Single-chain Fv multimers of the anti-neuraminidase antibody NC10: the residue at position 15 in the V(L) domain of the scFv-0 (V(L)-V(H)) molecule is primarily responsible for formation of a tetramer-trimer equilibrium.

Single-chain variable fragment of the murine monoclonal antibody NC10 specific to influenza virus N9 neuraminidase, joined directly in the V-L to V-H orientation (scFv-0), forms an equilibrium mixture of tetramer and trimer with the tetramer as the preferred multimeric species. In contrast, the V-H-V-L isomer was previously shown to exist exclusively as a trimer. Computer-generated trimeric and tetrameric scFv models, based on the refined crystal structure for NC10 Fv domain, were constructed and used to evaluate factors influencing the transition between V-L-V-H trimer and tetramer.
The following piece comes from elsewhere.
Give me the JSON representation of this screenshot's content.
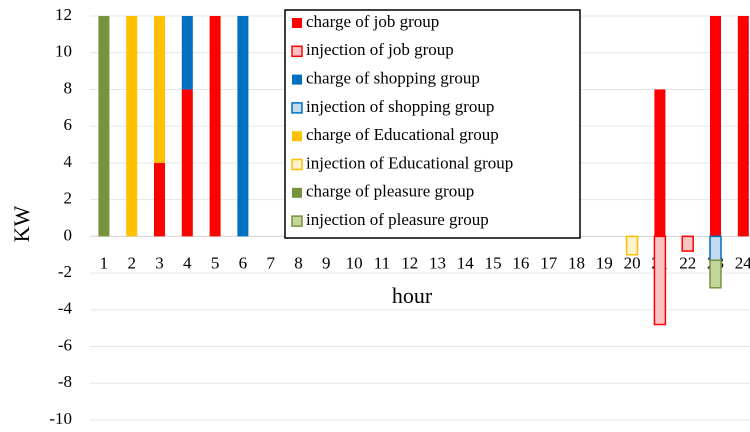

These model structures indicated that steric restrictions between loops spanning amino acid residues L55-L59 and L13-L17 from the two adjacent V-L domains within the V-L-V-H trimer were responsible for four scFv-0 molecules assembling to form a tetramer. In particular, leucine at position L15 and glutamate at position L57 appeared to interfere significantly with each other. To minimize this steric interference, the site-directed mutagenesis technique was used to construct several NC10 scFv-0 clones with mutations at these positions. Size-exclusion chromatographic analyses revealed that several of these mutations resulted in the production of NC10 scFv-0 proteins with significantly altered tetramer-trimer equilibrium ratios. In particular, introduction of a polar residue, such as asparagine or threonine, at position L15 generated a highly stable NC10 scFv-0 trimer.